If I buy a word processor for $.01/word, I can buy one for $100 - then I only need 10000 words to break even. You can play with different pricing schemes, but you need to ensure that enough people will find value in your scheme to pay you, because there is always the option of someone else's unlimited plan. Even if all your competitors are also on some sort of usage pricing, I can hire a bunch of developers to write me a custom an unlimited version, and maintain it - at some usage this is worth it.

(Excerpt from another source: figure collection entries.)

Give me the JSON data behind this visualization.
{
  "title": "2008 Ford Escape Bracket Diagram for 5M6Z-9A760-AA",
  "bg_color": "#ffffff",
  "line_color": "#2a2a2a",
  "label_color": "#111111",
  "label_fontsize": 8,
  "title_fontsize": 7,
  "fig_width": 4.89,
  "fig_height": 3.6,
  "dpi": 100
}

Of course not everything is so easy. My company pays AWS because it is cheaper to do that than to buy and upgrade all the servers we need. Our usage has busy months where we use 10x as much as the slow months, if we had consistent usage it might be cheaper to have our own servers, but we don't pay AWS for the non-peak months even though they have the servers. (I don't know how AWS handles this, that is their problem not ours)

1 comments

That's the general issue with subscriptions too. I'm fine with paying Adobe a subscription for a program that I use on a regular basis. I'm not fine with paying Adobe a subscription for a program that I might pull out to do something with once or twice a year.
Wouldn't that be an issue with a $500 photoshop license too? You'd only get to use it a handful of times before the software stops being compatible with your OS (probably).

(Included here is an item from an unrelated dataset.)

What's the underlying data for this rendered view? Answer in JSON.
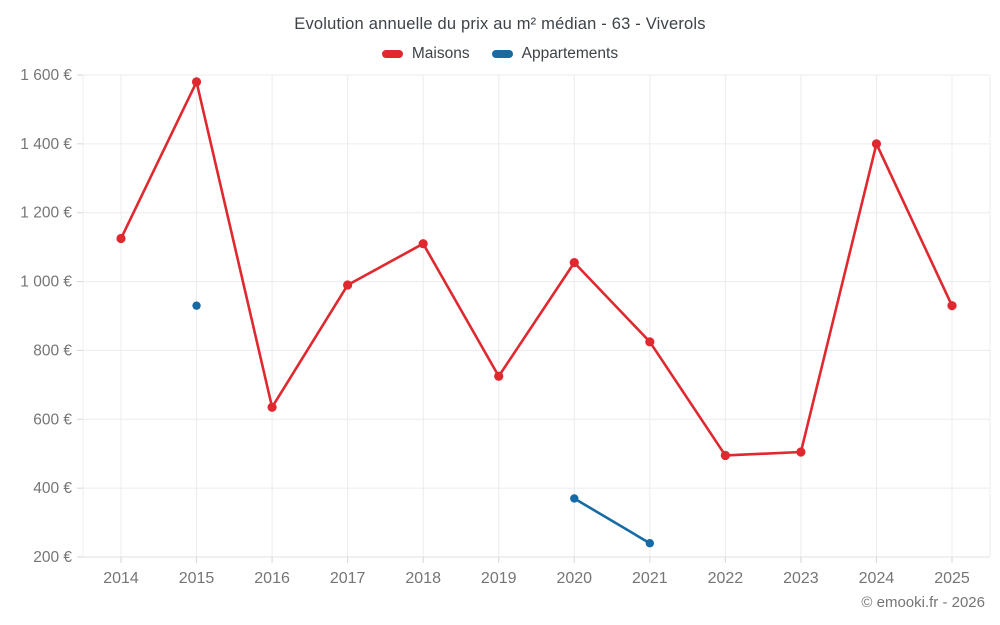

Subscription seems better because you can just subscribe multiple times for shorter periods.

Certainly. Although, in my experience, you can usually keep older software running for quite a while. Maybe you even use a VM.
The compatibility with my OS is my problem, not Adobe's. At a certain point I'll need to buy another copy, but Creative Suite 2 runs just fine on Windows 10 ("the last version of Windows"), so that date is likely far in the future.
Yeah, this doesn't take into account the fact that you can activate you subscription only on the months that you actually use it. This is super-easy on iOS, buy YMMV on other platforms and payment methods.
I don’t want the mental overhead of this. Not to mention the dark patterns for cancellation that are prominent outside the iOS subscription ecosystem.
Yeah that's definitely an issue. I'm not sure how Adobe's subscription system works, I doubt it's too bad though.
I got a trial subscription to Adobe Acrobat to do some PDF optimization I needed done. After I did the task just went to manage subscriptions and canceled it. Was very straightforward.